It's a "lower part" thing. Like all domes the Millennium begins beaming as frequency rises. In its lower range it's a point source, and the radiation pattern is determined by the baffle. It would take more than some wool to control it, but perhaps a ring of ""703" type rigid fiberglass could help.

It's perhaps instructive to review how pattern control works in ORION, especially in light of the addition of a rear tweeter. ORION is dipole (or dipole like) through the bass and most of the midrange (W22). The upper part of the W22's range is "dipole like" as the driver begins to beam (which, of course, reduces and eventually eliminates "dipole cancellation"). The crossover point is about where the "beaming" pattern matches a dipole pattern. In the original ORION (single tweeter) the pattern then transitions to roughly hemispherical. In a uniformly reflective room the power response stays relatively flat . . . the rear lobe of the W22 being replaced by the side radiation of the tweeter. Power response then begins to fall as the tweeter beams (assuming flat on-axis tuning). This worked fine for frequency response, but not so fine for "soundstage" and "imaging", which led to the introduction of the rear tweeter.
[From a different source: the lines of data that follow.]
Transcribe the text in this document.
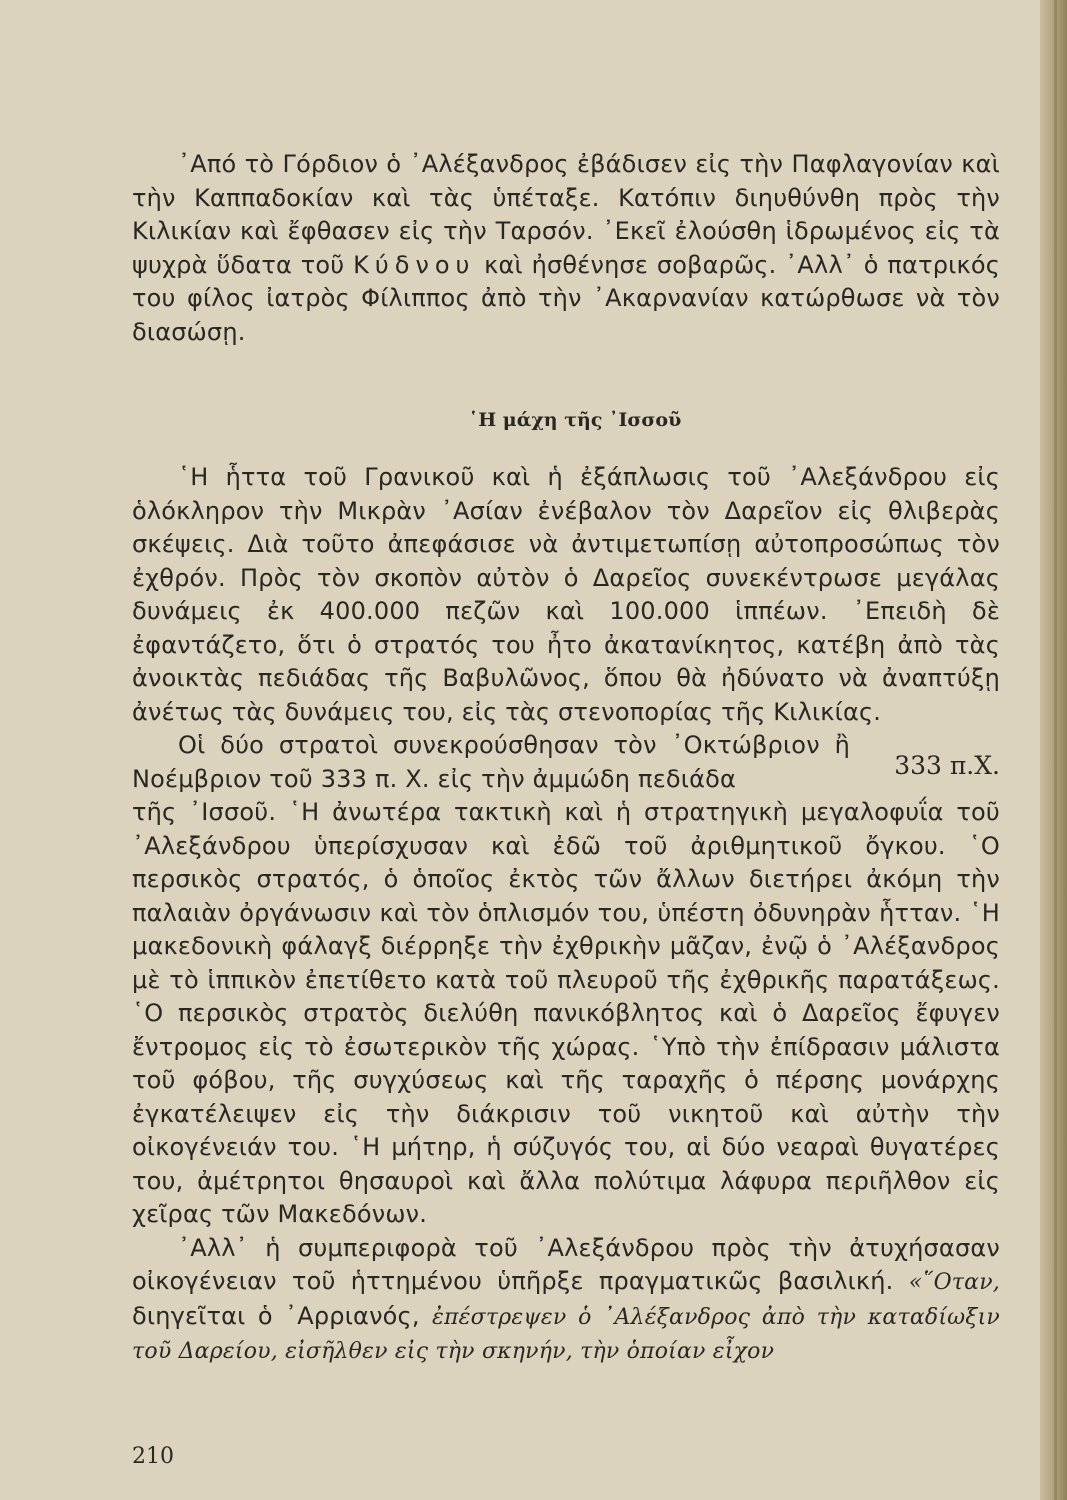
᾿Από τὸ Γόρδιον ὁ ᾿Αλέξανδρος ἐβάδισεν εἰς τὴν Παφλαγονίαν καὶ τὴν Καππαδοκίαν καὶ τὰς ὑπέταξε. Κατόπιν διηυθύνθη πρὸς τὴν Κιλικίαν καὶ ἔφθασεν εἰς τὴν Ταρσόν. ᾿Εκεῖ ἐλούσθη ἱδρωμένος εἰς τὰ ψυχρὰ ὕδατα τοῦ Κύδνου καὶ ἠσθένησε σοβαρῶς. ᾿Αλλ᾿ ὁ πατρικός του φίλος ἰατρὸς Φίλιππος ἀπὸ τὴν ᾿Ακαρνανίαν κατώρθωσε νὰ τὸν διασώσῃ.

῾Η μάχη τῆς ᾿Ισσοῦ

῾Η ἧττα τοῦ Γρανικοῦ καὶ ἡ ἐξάπλωσις τοῦ ᾿Αλεξάνδρου εἰς ὁλόκληρον τὴν Μικρὰν ᾿Ασίαν ἐνέβαλον τὸν Δαρεῖον εἰς θλιβερὰς σκέψεις. Διὰ τοῦτο ἀπεφάσισε νὰ ἀντιμετωπίσῃ αὐτοπροσώπως τὸν ἐχθρόν. Πρὸς τὸν σκοπὸν αὐτὸν ὁ Δαρεῖος συνεκέντρωσε μεγάλας δυνάμεις ἐκ 400.000 πεζῶν καὶ 100.000 ἱππέων. ᾿Επειδὴ δὲ ἐφαντάζετο, ὅτι ὁ στρατός του ἦτο ἀκατανίκητος, κατέβη ἀπὸ τὰς ἀνοικτὰς πεδιάδας τῆς Βαβυλῶνος, ὅπου θὰ ἠδύνατο νὰ ἀναπτύξῃ ἀνέτως τὰς δυνάμεις του, εἰς τὰς στενοπορίας τῆς Κιλικίας.

Οἱ δύο στρατοὶ συνεκρούσθησαν τὸν ᾿Οκτώβριον ἢ Νοέμβριον τοῦ 333 π. Χ. εἰς τὴν ἀμμώδη πεδιάδα	333 π.Χ.

τῆς ᾿Ισσοῦ. ῾Η ἀνωτέρα τακτικὴ καὶ ἡ στρατηγικὴ μεγαλοφυΐα τοῦ ᾿Αλεξάνδρου ὑπερίσχυσαν καὶ ἐδῶ τοῦ ἀριθμητικοῦ ὄγκου. ῾Ο περσικὸς στρατός, ὁ ὁποῖος ἐκτὸς τῶν ἄλλων διετήρει ἀκόμη τὴν παλαιὰν ὀργάνωσιν καὶ τὸν ὁπλισμόν του, ὑπέστη ὀδυνηρὰν ἧτταν. ῾Η μακεδονικὴ φάλαγξ διέρρηξε τὴν ἐχθρικὴν μᾶζαν, ἐνῷ ὁ ᾿Αλέξανδρος μὲ τὸ ἱππικὸν ἐπετίθετο κατὰ τοῦ πλευροῦ τῆς ἐχθρικῆς παρατάξεως. ῾Ο περσικὸς στρατὸς διελύθη πανικόβλητος καὶ ὁ Δαρεῖος ἔφυγεν ἔντρομος εἰς τὸ ἐσωτερικὸν τῆς χώρας. ῾Υπὸ τὴν ἐπίδρασιν μάλιστα τοῦ φόβου, τῆς συγχύσεως καὶ τῆς ταραχῆς ὁ πέρσης μονάρχης ἐγκατέλειψεν εἰς τὴν διάκρισιν τοῦ νικητοῦ καὶ αὐτὴν τὴν οἰκογένειάν του. ῾Η μήτηρ, ἡ σύζυγός του, αἱ δύο νεαραὶ θυγατέρες του, ἀμέτρητοι θησαυροὶ καὶ ἄλλα πολύτιμα λάφυρα περιῆλθον εἰς χεῖρας τῶν Μακεδόνων.

᾿Αλλ᾿ ἡ συμπεριφορὰ τοῦ ᾿Αλεξάνδρου πρὸς τὴν ἀτυχήσασαν οἰκογένειαν τοῦ ἡττημένου ὑπῆρξε πραγματικῶς βασιλική. «῞Οταν, διηγεῖται ὁ ᾿Αρριανός, ἐπέστρεψεν ὁ ᾿Αλέξανδρος ἀπὸ τὴν καταδίωξιν τοῦ Δαρείου, εἰσῆλθεν εἰς τὴν σκηνήν, τὴν ὁποίαν εἶχον

210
But with the rear tweeter came the "bloom" problem . . . transitioning from dipole to what was essentially omni (in power response) led to a hump in power response in the lower tweeter range. Correcting that with equalization led to a dip on-axis. It's a classic problem, rather like baffle step except higher in frequency . . . you can get one right, or the other, but not both at once. It led SL to do a lot of never-completely-satisfactory fiddling with the ASP (crossover/equalizer), and made overall response dependent on sidewall reflection in the room. The LX521 resolves that by being true dipole through the mids, and by the time it is crossing to the tweeters (at 7kHz) they are already beaming, so there is no side radiation to speak of. The vertical polar is still, as it always is with multiple drivers in a line, a bit of a mess . . .

If one felt a need to "improve" ORION (without going to an altogether new set of drivers) it might be easier to just replace the pair of Millennium with the upper-mid and tweeters from the LX521 (or something similar). If you're doing that on a new design, however, there's little reason to keep the (relatively expensive) W22, so you get something more like what SL has done with his new speaker.